大管長会メッセージ
中心に狙いを定める
最近,わたしはアーチェリーを練習している人たちを観察しました。見ているだけで,弓矢を本当にマスターしたいなら時間と練習が必要であることがはっきり分かりました。
的が描かれていない壁に向かって矢を放ち,後からその矢の周りに的を描いても,熟達した射手として名声を博することはできないでしょう。的を見つけ,その中心を射る技術を習得しなければならないのです。
的を描く
最初に矢を放ち,その後に的を描くなど,少しばかげているように思えるかもしれませんが,ときどきわたしたちは生活の他の状況でそれとまったく同じような行動を取ることがあります。
わたしたち教会員はときどき,福音のプログラムや問題,さらに教義についても,自分にとって興味深い,重要である,あるいは面白いと思うものに愛着を持つ傾向があります。それらの周りに的を描く誘惑に駆られ,自分が福音の中心に狙いを定めていると信じ込んでしまうのです。
これはありがちなことです。
遠い昔から,わたしたちは神の預言者からすばらしい勧告を与えられ,霊を鼓舞されてきました。さらに,教会のさまざまな出版物,手引き,マニュアルから指示と説明を受けています。ですから,わたしたちは簡単に自分の好みに合った福音のテーマを選び,その周りに的を描いて,福音の中心を見つけたと主張してしまうのです。
救い主は明らかにしておられる
これは,わたしたちの時代に限った問題ではありません。古代において,宗教指導者たちは多大な時間を費やして戒めのリストを作り,順位を付け,数百の戒めの中でどれが一番大切か議論しました。
ある日,宗教学者のあるグループが,救い主をその議論に引き込もうとしました。彼らは,ほとんどの学者が同意することのできない争点について意見を述べるよう救い主に求めたのです。
「先生,律法の中で,どのいましめがいちばん大切なのですか」と。
わたしたちは皆,イエスがどう答えられたかを知っています。「『心をつくし,精神をつくし,思いをつくして,主なるあなたの神を愛せよ。』
これがいちばん大切な,第一のいましめである。
第二もこれと同様である,『自分を愛するようにあなたの隣り人を愛せよ。』
これらの二つのいましめに,律法全体と預言者とが,かかっている。」1
「これらの二つのいましめに,律法全体と預言者とが,かかっている」という最後の言葉に注目してください。
救い主は的を示されただけでなく,その中心が何であるかも明らかにしておられるのです。
的を射る
わたしたちは教会員として,イエス・キリストの御名を受けると聖約します。その聖約の中に暗に示され理解されているのは,わたしたちが心を尽くして神について学び,神を愛し,神に対する信仰を増し,神を褒めたたえ,神が示された道を歩み,神の証人として堅く立つよう努力するということです。

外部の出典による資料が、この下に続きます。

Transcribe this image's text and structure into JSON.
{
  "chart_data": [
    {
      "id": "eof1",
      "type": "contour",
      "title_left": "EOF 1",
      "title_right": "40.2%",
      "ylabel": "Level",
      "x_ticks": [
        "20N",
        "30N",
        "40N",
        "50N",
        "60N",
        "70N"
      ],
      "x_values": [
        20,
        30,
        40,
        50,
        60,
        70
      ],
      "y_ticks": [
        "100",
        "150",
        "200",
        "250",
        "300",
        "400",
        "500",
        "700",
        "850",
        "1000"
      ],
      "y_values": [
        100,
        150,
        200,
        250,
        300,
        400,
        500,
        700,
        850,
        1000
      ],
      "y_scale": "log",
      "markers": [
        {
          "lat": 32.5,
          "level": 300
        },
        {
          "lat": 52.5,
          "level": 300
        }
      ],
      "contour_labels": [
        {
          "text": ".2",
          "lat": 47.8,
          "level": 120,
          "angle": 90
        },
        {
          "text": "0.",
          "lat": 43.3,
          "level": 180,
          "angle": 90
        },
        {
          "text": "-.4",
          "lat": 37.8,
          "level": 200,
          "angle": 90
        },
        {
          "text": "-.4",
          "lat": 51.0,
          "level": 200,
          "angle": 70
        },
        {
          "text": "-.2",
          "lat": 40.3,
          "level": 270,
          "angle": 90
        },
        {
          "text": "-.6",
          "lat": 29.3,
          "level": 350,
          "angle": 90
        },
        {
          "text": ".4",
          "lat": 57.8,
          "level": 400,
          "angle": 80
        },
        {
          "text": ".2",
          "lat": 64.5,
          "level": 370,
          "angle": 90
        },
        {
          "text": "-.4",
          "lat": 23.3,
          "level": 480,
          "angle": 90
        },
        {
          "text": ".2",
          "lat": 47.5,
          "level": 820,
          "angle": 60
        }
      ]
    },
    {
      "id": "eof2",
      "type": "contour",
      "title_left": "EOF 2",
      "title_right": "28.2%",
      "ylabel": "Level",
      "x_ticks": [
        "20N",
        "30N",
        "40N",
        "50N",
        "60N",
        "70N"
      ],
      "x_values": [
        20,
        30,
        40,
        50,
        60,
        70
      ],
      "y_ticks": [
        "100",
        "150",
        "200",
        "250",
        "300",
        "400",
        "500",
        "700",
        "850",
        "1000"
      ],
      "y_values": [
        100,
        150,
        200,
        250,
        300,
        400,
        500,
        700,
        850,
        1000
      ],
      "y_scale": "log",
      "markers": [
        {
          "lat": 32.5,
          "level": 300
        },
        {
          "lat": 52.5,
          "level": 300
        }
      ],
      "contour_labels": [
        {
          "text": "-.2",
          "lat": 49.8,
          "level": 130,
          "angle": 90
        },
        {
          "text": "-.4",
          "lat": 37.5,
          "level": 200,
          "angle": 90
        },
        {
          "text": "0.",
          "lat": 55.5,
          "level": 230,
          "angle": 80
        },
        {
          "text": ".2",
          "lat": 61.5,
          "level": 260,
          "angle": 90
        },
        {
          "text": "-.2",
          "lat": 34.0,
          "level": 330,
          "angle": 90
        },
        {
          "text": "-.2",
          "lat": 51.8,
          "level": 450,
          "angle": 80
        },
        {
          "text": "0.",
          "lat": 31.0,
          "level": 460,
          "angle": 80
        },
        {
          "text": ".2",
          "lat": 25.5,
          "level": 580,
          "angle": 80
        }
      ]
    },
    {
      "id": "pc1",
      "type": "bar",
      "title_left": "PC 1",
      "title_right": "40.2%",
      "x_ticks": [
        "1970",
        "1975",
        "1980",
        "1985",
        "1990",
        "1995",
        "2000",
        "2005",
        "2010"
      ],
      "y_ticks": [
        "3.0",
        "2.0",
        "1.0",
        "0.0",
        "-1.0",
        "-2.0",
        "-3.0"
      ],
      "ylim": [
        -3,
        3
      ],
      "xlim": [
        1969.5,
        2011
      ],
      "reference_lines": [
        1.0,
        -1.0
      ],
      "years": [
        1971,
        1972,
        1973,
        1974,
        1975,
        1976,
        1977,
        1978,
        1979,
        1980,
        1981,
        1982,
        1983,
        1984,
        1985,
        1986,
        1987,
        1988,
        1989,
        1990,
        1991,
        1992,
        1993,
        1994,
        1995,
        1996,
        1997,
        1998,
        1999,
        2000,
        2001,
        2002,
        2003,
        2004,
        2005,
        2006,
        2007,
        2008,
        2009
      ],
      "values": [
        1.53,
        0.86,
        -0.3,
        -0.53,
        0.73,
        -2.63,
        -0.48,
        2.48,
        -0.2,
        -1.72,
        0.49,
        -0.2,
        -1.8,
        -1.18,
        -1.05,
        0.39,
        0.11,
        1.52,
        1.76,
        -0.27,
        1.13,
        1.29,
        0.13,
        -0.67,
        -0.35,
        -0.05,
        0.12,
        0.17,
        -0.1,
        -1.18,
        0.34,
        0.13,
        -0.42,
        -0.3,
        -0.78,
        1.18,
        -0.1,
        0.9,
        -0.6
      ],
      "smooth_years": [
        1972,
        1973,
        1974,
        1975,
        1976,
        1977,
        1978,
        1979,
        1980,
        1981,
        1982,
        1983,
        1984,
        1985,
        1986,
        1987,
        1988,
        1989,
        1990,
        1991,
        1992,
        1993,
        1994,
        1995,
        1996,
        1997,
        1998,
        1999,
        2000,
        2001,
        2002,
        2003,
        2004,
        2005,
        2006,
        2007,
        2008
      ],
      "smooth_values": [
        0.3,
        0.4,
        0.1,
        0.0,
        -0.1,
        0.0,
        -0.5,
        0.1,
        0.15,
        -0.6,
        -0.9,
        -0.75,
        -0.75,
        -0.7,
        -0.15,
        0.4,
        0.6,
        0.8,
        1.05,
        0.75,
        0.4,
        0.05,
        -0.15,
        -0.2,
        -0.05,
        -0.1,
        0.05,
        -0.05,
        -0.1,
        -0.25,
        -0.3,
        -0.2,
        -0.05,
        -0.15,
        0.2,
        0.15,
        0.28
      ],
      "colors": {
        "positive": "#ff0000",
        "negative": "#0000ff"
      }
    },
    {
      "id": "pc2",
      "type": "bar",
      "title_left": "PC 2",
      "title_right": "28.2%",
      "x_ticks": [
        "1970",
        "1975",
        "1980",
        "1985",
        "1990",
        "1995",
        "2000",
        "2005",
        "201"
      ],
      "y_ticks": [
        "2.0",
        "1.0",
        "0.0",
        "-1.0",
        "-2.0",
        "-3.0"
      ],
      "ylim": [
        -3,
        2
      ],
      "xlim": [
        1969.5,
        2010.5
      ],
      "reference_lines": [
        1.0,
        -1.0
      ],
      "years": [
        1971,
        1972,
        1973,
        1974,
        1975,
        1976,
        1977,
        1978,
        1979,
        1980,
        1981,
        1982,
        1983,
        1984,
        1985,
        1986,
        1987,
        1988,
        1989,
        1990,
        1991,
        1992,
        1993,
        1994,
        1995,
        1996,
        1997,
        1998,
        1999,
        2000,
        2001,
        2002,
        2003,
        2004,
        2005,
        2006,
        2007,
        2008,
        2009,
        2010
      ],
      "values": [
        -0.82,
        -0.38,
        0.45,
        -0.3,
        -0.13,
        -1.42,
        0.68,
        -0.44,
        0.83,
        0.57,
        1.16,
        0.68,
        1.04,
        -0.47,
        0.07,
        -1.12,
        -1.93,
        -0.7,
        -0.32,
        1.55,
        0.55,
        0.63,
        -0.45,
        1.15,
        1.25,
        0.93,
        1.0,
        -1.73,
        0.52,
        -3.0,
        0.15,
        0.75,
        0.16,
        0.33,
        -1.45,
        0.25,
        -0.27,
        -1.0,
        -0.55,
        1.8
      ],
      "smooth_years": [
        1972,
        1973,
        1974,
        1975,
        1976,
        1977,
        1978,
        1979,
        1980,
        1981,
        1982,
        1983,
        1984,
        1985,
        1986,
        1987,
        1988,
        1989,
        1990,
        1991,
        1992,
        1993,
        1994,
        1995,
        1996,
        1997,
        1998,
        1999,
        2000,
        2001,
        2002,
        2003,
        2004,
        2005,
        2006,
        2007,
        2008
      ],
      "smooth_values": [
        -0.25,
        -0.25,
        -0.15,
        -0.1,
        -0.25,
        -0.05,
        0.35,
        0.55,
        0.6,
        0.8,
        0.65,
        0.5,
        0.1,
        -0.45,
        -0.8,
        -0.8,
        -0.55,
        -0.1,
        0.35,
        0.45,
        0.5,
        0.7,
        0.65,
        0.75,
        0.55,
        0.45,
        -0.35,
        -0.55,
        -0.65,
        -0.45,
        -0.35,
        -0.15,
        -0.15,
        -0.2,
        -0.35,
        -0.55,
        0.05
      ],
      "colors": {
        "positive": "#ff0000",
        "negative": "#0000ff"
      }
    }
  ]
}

神について学び,神の愛を強く感じれば感じるほど,イエス・キリストの無限の犠牲が神の神聖な賜物であることをさらによく理解するようになります。 そして神の愛は,赦しの奇跡に通じる真の悔い改めの道を歩むように霊感を与えてくれます。この過程を通じて,わたしたちは周りにいる人々に対してさらに大きな愛と哀れみを抱くことができるようになります。人に貼られたレッテルに左右されることなく人を見るようになります。人の罪,短所,弱点,政治的傾向,宗教的な信念,国籍,肌の色によって人を非難したり,裁いたりする誘惑に抵抗するようになります。
わたしたちが出会うあらゆる人を天の御父の子供,すなわちわたしたちの兄弟姉妹として見るようになります。
とりわけ愛することが容易でない人々に対してさえも,理解と愛をもって手を差し伸べるようになり,悲しむ人とともに悲しみ,慰めが必要な人を慰めるようになります。2
そして正しい福音の的は何だろうかと思い煩う必要がないことを悟るのです。
二つの大いなる戒めこそがその的であり,これらの二つの戒めに,律法全体と預言者とがかかっているのです。3このことを受け入れるとき,他の全ての良い事柄は正しい場所に収まります。
自分の関心や思いや努力の中心が,全能の神に対する愛を増し加えることと他の人々に心を向けることにあるなら,わたしたちは自分が正しい的を見つけて,イエス・キリストの真の弟子となるという,的の中心に狙いを定めていることが分かるのです。